| Klaar v Fedex Corp. |
| 2022 NY Slip Op 01393 [203 AD3d 435] |
| March 3, 2022 |
| Appellate Division, First Department |
| Published by New York State Law Reporting Bureau pursuant to Judiciary Law § 431. |
| Deborah Klaar et al., Respondents, v Fedex Corporation et al., Appellants. |
KMA Zuckert LLC, New York (David Y. Loh of counsel), for appellants.
Law Offices of Charles M. Hammer, Quogue (Hillary P. Kahan of counsel), for respondents.
Order, Supreme Court, Bronx County (Mary Ann Brigantti, J.), entered May 5, 2021, which, to the extent appealed from, denied defendants' motion for summary judgment dismissing so much of the second cause of action as alleges loss of services, unanimously reversed, on the law, without costs, and the motion granted.

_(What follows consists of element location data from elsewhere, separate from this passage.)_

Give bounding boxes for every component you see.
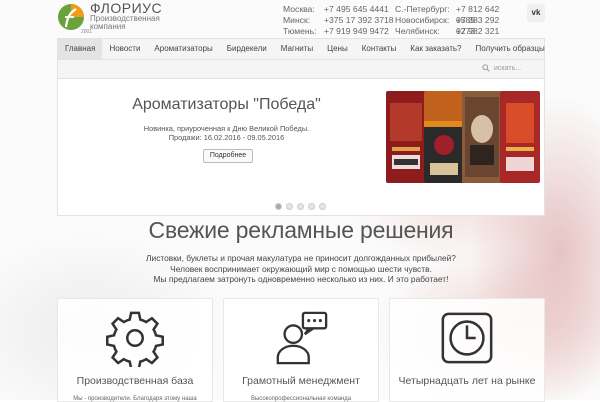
contact-phone[interactable]: +7 982 321 5505: [456, 26, 515, 47]
intro-line: Листовки, буклеты и прочая макулатура не…: [146, 253, 456, 263]
search-bar: искать...: [57, 60, 545, 78]
contact-row: Москва: +7 495 645 4441 С.-Петербург: +7…: [283, 4, 515, 25]
contact-phone[interactable]: +7 383 292 0273: [456, 15, 515, 36]
slider-dot[interactable]: [286, 203, 293, 210]
contact-city: Минск:: [283, 15, 311, 25]
nav-item-home[interactable]: Главная: [58, 39, 103, 59]
logo-icon: [58, 4, 84, 30]
nav-item-samples[interactable]: Получить образцы: [469, 39, 552, 59]
brand-name: ФЛОРИУС: [90, 0, 163, 16]
product-image: [386, 91, 426, 183]
contacts-block: Москва: +7 495 645 4441 С.-Петербург: +7…: [283, 4, 515, 47]
nav-item-coasters[interactable]: Бирдекели: [220, 39, 274, 59]
section-intro: Листовки, буклеты и прочая макулатура не…: [57, 253, 545, 285]
slide-text-line: Новинка, приуроченная к Дню Великой Побе…: [143, 124, 310, 133]
feature-text: Мы - производители. Благодаря этому наша: [73, 396, 197, 402]
vk-icon[interactable]: vk: [527, 4, 545, 22]
product-image: [424, 91, 464, 183]
slider-dot[interactable]: [308, 203, 315, 210]
contact-city: Москва:: [283, 4, 315, 14]
brand-subtitle: компания: [90, 22, 126, 31]
feature-title: Четырнадцать лет на рынке: [398, 375, 536, 387]
slide-title: Ароматизаторы "Победа": [132, 96, 321, 113]
promo-slider: Ароматизаторы "Победа" Новинка, приуроче…: [57, 78, 545, 216]
contact-city: Тюмень:: [283, 26, 317, 36]
contact-phone[interactable]: +7 495 645 4441: [324, 4, 395, 15]
nav-item-fresheners[interactable]: Ароматизаторы: [147, 39, 219, 59]
slider-pager: [275, 203, 326, 210]
feature-card: Производственная база Мы - производители…: [57, 298, 213, 402]
slider-dot[interactable]: [297, 203, 304, 210]
nav-item-prices[interactable]: Цены: [320, 39, 355, 59]
main-nav: Главная Новости Ароматизаторы Бирдекели …: [57, 38, 545, 60]
logo[interactable]: ФЛОРИУС Производственная компания 2001: [57, 1, 197, 35]
feature-cards: Производственная база Мы - производители…: [57, 298, 545, 402]
nav-item-contacts[interactable]: Контакты: [355, 39, 404, 59]
intro-line: Человек воспринимает окружающий мир с по…: [170, 263, 432, 274]
contact-phone[interactable]: +7 919 949 9472: [324, 26, 395, 37]
contact-row: Минск: +375 17 392 3718 Новосибирск: +7 …: [283, 15, 515, 36]
more-button[interactable]: Подробнее: [203, 149, 253, 163]
nav-item-magnets[interactable]: Магниты: [274, 39, 320, 59]
feature-card: Грамотный менеджмент Высокопрофессиональ…: [223, 298, 379, 402]
slide-text-line: Продажи: 16.02.2016 - 09.05.2016: [168, 133, 285, 142]
search-icon: [482, 64, 490, 72]
contact-phone[interactable]: +375 17 392 3718: [324, 15, 395, 26]
slider-dot[interactable]: [319, 203, 326, 210]
gear-icon: [106, 311, 164, 367]
header: ФЛОРИУС Производственная компания 2001 М…: [57, 0, 545, 47]
brand-year: 2001: [81, 29, 93, 35]
slider-dot[interactable]: [275, 203, 282, 210]
nav-item-news[interactable]: Новости: [102, 39, 147, 59]
section-title: Свежие рекламные решения: [148, 217, 454, 243]
manager-icon: [276, 311, 328, 365]
clock-icon: [441, 312, 493, 364]
product-image: [462, 91, 502, 183]
search-input-wrap[interactable]: искать...: [482, 62, 540, 74]
contact-city: Челябинск:: [395, 26, 440, 36]
search-input[interactable]: искать...: [494, 65, 521, 72]
contact-city: Новосибирск:: [395, 15, 450, 25]
product-image: [500, 91, 540, 183]
slide-description: Новинка, приуроченная к Дню Великой Побе…: [58, 124, 395, 142]
contact-phone[interactable]: +7 812 642 0585: [456, 4, 515, 25]
page-container: ФЛОРИУС Производственная компания 2001 М…: [57, 0, 545, 402]
feature-text: Высокопрофессиональная команда: [250, 396, 352, 402]
contact-city: С.-Петербург:: [395, 4, 450, 14]
feature-title: Грамотный менеджмент: [242, 375, 360, 387]
nav-item-how-to-order[interactable]: Как заказать?: [403, 39, 468, 59]
intro-line: Мы предлагаем затронуть одновременно нес…: [153, 274, 449, 284]
feature-title: Производственная база: [76, 375, 194, 387]
contact-row: Тюмень: +7 919 949 9472 Челябинск: +7 98…: [283, 26, 515, 47]
feature-card: Четырнадцать лет на рынке: [389, 298, 545, 402]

Defendants established prima facie that plaintiffs Arlene and Herbert Klaar, the parents of the injured plaintiff, Deborah Klaar, are not entitled to recover damages for loss of their daughter's services since they showed only that their claim rests entirely on the services Deborah performed in her employment at the two companies they own (see Barry & Sons, Inc. v Instinct Prods. LLC, 15 AD3d 62, 67 [1st Dept 2005] ["Public policy considerations . . . militate against recognition of a cause of action for the death of key personnel"]; Behrens v Metropolitan Opera Assn., Inc., 18 AD3d 47, 52 [1st Dept 2005] [corporate entity may not sue derivatively for economic loss resulting from personal injury to its employee]).
In opposition, plaintiffs failed to raise an issue of fact. They cited deposition testimony demonstrating that Deborah served as a secretary, office manager, and assistant controller at her parents' companies, that she was expected to take over the businesses and provide her parents with a monthly payment, and that she had significant difficulty fulfilling all of her many duties following the accident. They did not submit evidence that Deborah regularly performed services for them as their daughter, such as doing chores or running errands for the household, nor that they sustained any pecuniary loss as a result of her failure to do so (see Constantinides v Manhattan Tr. Co., 264 App Div 147, 151 [1st Dept 1942]). Concur—Renwick, J.P., Gesmer, Moulton, Rodriguez, Pitt, JJ.